Tightening Vise

mole book

More on the the uncomfortably hot seat a journalist finds himself in when he losses control of spin.

  • Paul Freund says The New York Times is out to humiliate David Vise, erstwhile Nashvillian and bestselling author, with its Monday story about his book bulk purchases.
  • Vise just wanted to “create community,” he tells Publishers Weekly.
  • Today, the New York Times’ editorial page lets Vise off the hook, yet smirks while doing so.

    Here’s my lame opinion (based completly on wild guesses) of what happened: Vise is a good reporter and an excellent promoter who really, really wanted a best seller.
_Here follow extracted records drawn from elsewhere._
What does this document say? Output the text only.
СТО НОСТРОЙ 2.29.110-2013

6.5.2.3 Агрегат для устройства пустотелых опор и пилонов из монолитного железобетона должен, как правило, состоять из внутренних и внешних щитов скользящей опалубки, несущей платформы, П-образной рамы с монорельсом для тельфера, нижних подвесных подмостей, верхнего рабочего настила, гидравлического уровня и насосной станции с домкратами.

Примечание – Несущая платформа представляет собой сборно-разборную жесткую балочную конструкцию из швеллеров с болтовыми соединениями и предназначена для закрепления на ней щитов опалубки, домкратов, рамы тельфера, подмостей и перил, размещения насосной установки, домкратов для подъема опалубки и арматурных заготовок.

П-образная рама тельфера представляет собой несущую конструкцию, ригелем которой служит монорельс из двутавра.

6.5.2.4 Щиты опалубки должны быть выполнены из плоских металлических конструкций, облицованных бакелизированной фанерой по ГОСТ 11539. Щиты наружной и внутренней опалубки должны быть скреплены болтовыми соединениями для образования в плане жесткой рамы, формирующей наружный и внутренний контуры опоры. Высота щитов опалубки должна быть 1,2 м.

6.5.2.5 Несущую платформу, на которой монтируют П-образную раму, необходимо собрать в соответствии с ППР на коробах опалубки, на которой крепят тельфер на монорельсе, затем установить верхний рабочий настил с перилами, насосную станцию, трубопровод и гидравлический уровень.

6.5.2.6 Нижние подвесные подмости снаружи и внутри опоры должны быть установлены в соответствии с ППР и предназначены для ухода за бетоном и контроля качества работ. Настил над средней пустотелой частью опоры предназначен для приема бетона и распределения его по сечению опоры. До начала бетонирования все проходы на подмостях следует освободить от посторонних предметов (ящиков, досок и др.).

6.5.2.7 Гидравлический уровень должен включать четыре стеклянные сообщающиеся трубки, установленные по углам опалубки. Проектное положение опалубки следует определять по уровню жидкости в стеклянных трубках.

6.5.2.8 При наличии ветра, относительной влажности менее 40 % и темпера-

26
He probably thought his previous book was not well promoted. And so, with The Bureau and the Mole: The Unmasking of Robert Philip Hanssen, he chooses a publisher world famous for his promotional skills. But even then, Vise thinks he personally can out-market the profoundly-bad marketers who sell most books. So, like thousands of misguided souls before him, he has a 1999 flash-back and comes up with a plan to sell books on the Internet. He’s embarassed to tell his publisher what he wants to do, so he orders some copies from bn.com. And from then, well, I think it probably went something like Vise’s explanation.
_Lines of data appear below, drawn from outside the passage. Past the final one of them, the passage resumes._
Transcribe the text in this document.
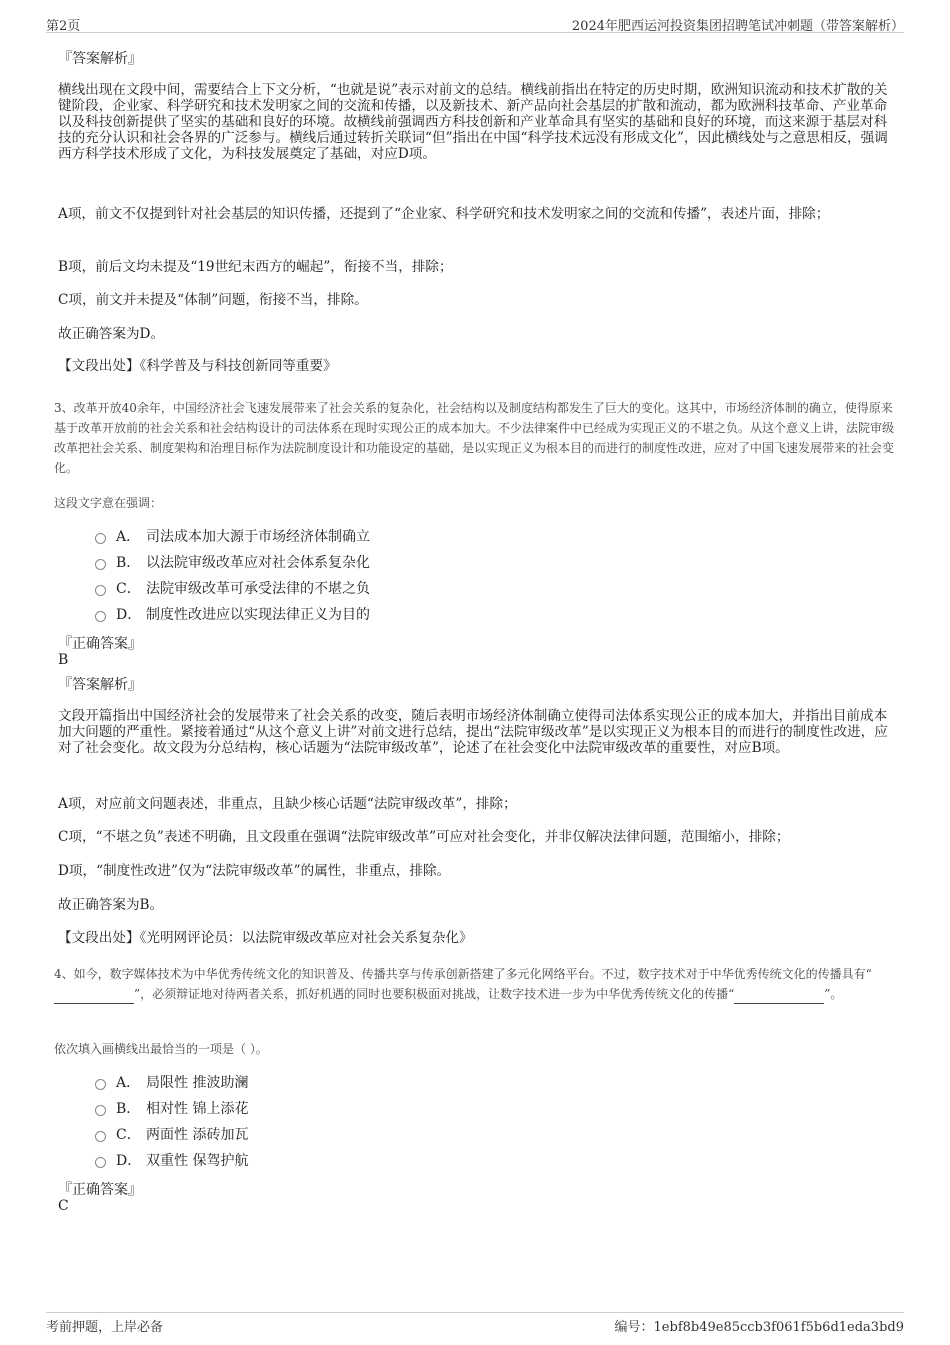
第2页	2024年肥西运河投资集团招聘笔试冲刺题（带答案解析）
『答案解析』
横线出现在文段中间，需要结合上下文分析，“也就是说”表示对前文的总结。横线前指出在特定的历史时期，欧洲知识流动和技术扩散的关键阶段，企业家、科学研究和技术发明家之间的交流和传播，以及新技术、新产品向社会基层的扩散和流动，都为欧洲科技革命、产业革命以及科技创新提供了坚实的基础和良好的环境。故横线前强调西方科技创新和产业革命具有坚实的基础和良好的环境，而这来源于基层对科技的充分认识和社会各界的广泛参与。横线后通过转折关联词“但”指出在中国“科学技术远没有形成文化”，因此横线处与之意思相反，强调西方科学技术形成了文化，为科技发展奠定了基础，对应D项。
A项，前文不仅提到针对社会基层的知识传播，还提到了“企业家、科学研究和技术发明家之间的交流和传播”，表述片面，排除；
B项，前后文均未提及“19世纪末西方的崛起”，衔接不当，排除；
C项，前文并未提及“体制”问题，衔接不当，排除。
故正确答案为D。
【文段出处】《科学普及与科技创新同等重要》
3、改革开放40余年，中国经济社会飞速发展带来了社会关系的复杂化，社会结构以及制度结构都发生了巨大的变化。这其中，市场经济体制的确立，使得原来基于改革开放前的社会关系和社会结构设计的司法体系在现时实现公正的成本加大。不少法律案件中已经成为实现正义的不堪之负。从这个意义上讲，法院审级改革把社会关系、制度架构和治理目标作为法院制度设计和功能设定的基础，是以实现正义为根本目的而进行的制度性改进，应对了中国飞速发展带来的社会变化。
这段文字意在强调：
A． 司法成本加大源于市场经济体制确立
B． 以法院审级改革应对社会体系复杂化
C． 法院审级改革可承受法律的不堪之负
D． 制度性改进应以实现法律正义为目的
『正确答案』
B
『答案解析』
文段开篇指出中国经济社会的发展带来了社会关系的改变，随后表明市场经济体制确立使得司法体系实现公正的成本加大，并指出目前成本加大问题的严重性。紧接着通过“从这个意义上讲”对前文进行总结，提出“法院审级改革”是以实现正义为根本目的而进行的制度性改进，应对了社会变化。故文段为分总结构，核心话题为“法院审级改革”，论述了在社会变化中法院审级改革的重要性，对应B项。
A项，对应前文问题表述，非重点，且缺少核心话题“法院审级改革”，排除；
C项，“不堪之负”表述不明确，且文段重在强调“法院审级改革”可应对社会变化，并非仅解决法律问题，范围缩小，排除；
D项，“制度性改进”仅为“法院审级改革”的属性，非重点，排除。
故正确答案为B。
【文段出处】《光明网评论员：以法院审级改革应对社会关系复杂化》
4、如今，数字媒体技术为中华优秀传统文化的知识普及、传播共享与传承创新搭建了多元化网络平台。不过，数字技术对于中华优秀传统文化的传播具有“”，必须辩证地对待两者关系，抓好机遇的同时也要积极面对挑战，让数字技术进一步为中华优秀传统文化的传播“	”。
依次填入画横线出最恰当的一项是（ ）。
A． 局限性 推波助澜
B． 相对性 锦上添花
C． 两面性 添砖加瓦
D． 双重性 保驾护航
『正确答案』
C
考前押题，上岸必备	编号：1ebf8b49e85ccb3f061f5b6d1eda3bd9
    In my opinion, I believe Vise is still probably uncomfortable admitting that his only scheme was simply to make as much money as possible and had nothing to do with “creating community.” I think now he’s embarassed that he looks foolish for not buying the books from his publisher (or from wholesaler Ingram Book Co., for that matter, which has a warehouse within an easy drive of where he lives.) I’m willing to believe he is not guilty of trying to manipulate a placement on the NYT Best Sellers list (although the multiple orders of 999 books seem a bit fishy).
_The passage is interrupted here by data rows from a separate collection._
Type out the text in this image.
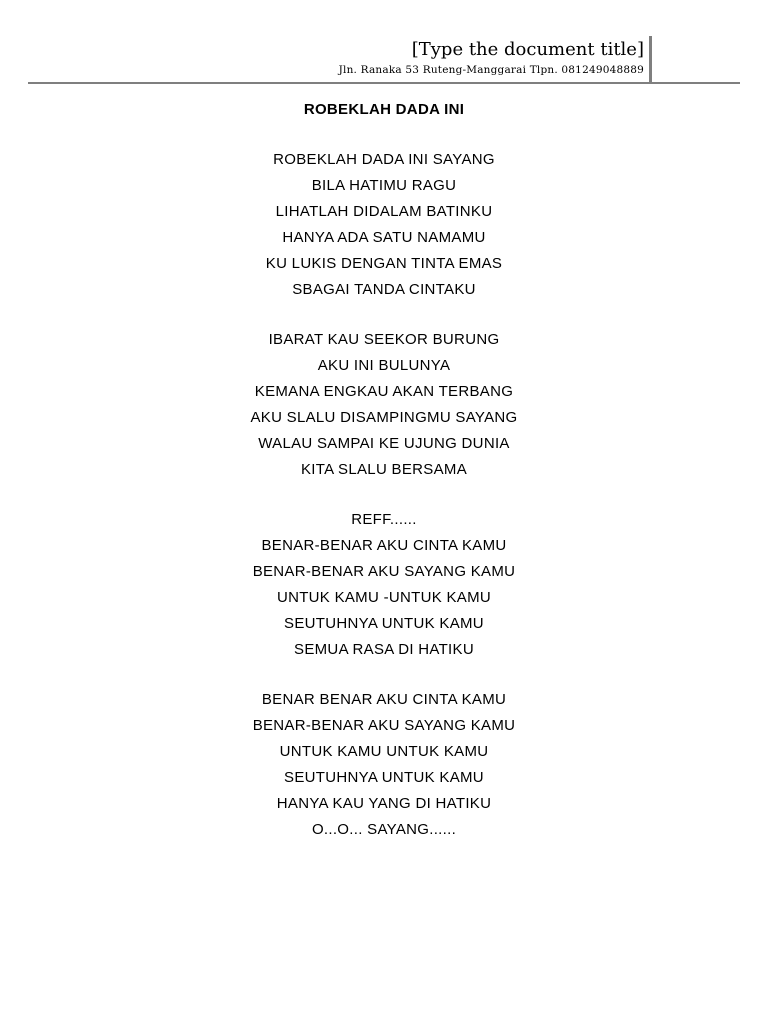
[Type the document title]
Jln. Ranaka 53 Ruteng-Manggarai Tlpn. 081249048889
ROBEKLAH DADA INI
ROBEKLAH DADA INI SAYANG
BILA HATIMU RAGU
LIHATLAH DIDALAM BATINKU
HANYA ADA SATU NAMAMU
KU LUKIS DENGAN TINTA EMAS
SBAGAI TANDA CINTAKU
IBARAT KAU SEEKOR BURUNG
AKU INI BULUNYA
KEMANA ENGKAU AKAN TERBANG
AKU SLALU DISAMPINGMU SAYANG
WALAU SAMPAI KE UJUNG DUNIA
KITA SLALU BERSAMA
REFF......
BENAR-BENAR AKU CINTA KAMU
BENAR-BENAR AKU SAYANG KAMU
UNTUK KAMU -UNTUK KAMU
SEUTUHNYA UNTUK KAMU
SEMUA RASA DI HATIKU
BENAR BENAR AKU CINTA KAMU
BENAR-BENAR AKU SAYANG KAMU
UNTUK KAMU UNTUK KAMU
SEUTUHNYA UNTUK KAMU
HANYA KAU YANG DI HATIKU
O...O... SAYANG......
    As Vise said to a luncheon I attended Monday, the most calls he’s receiving is from other authors asking him how he did it. That “how to” manual should be his next book.

    (Jim Romenesko’s MediaNews is doing a great job following this story.)

    • lcreekmo

      Here’s the most important question: what is all the fuss doing for the book’s sales? It sounded like an intriguing book before….will this raise its profile in audiences that never would have picked it up before, or make people think, “I would be embarrassed to be seen reading that book.”
      My bet: in the long run, no such thing as bad publicity, uh, unless you’re Enron or Arthur Andersen.

    • Rex Hammock

      Reply to Laura:

      >what is all the fuss doing for the books sales

      I agree with you: as long as they spell your name right and keep saying the title of the book, chances are it’s very positive. I know of at least one example from the past nine months in which media controversy took a book from obscurity to the New York Times list.

      I am sure that Vise, the reporter, is extremely uncomfortable with having his ethics challenged. However, Vise, the Wharton MBA in marketing, is laughing all the way to the bank.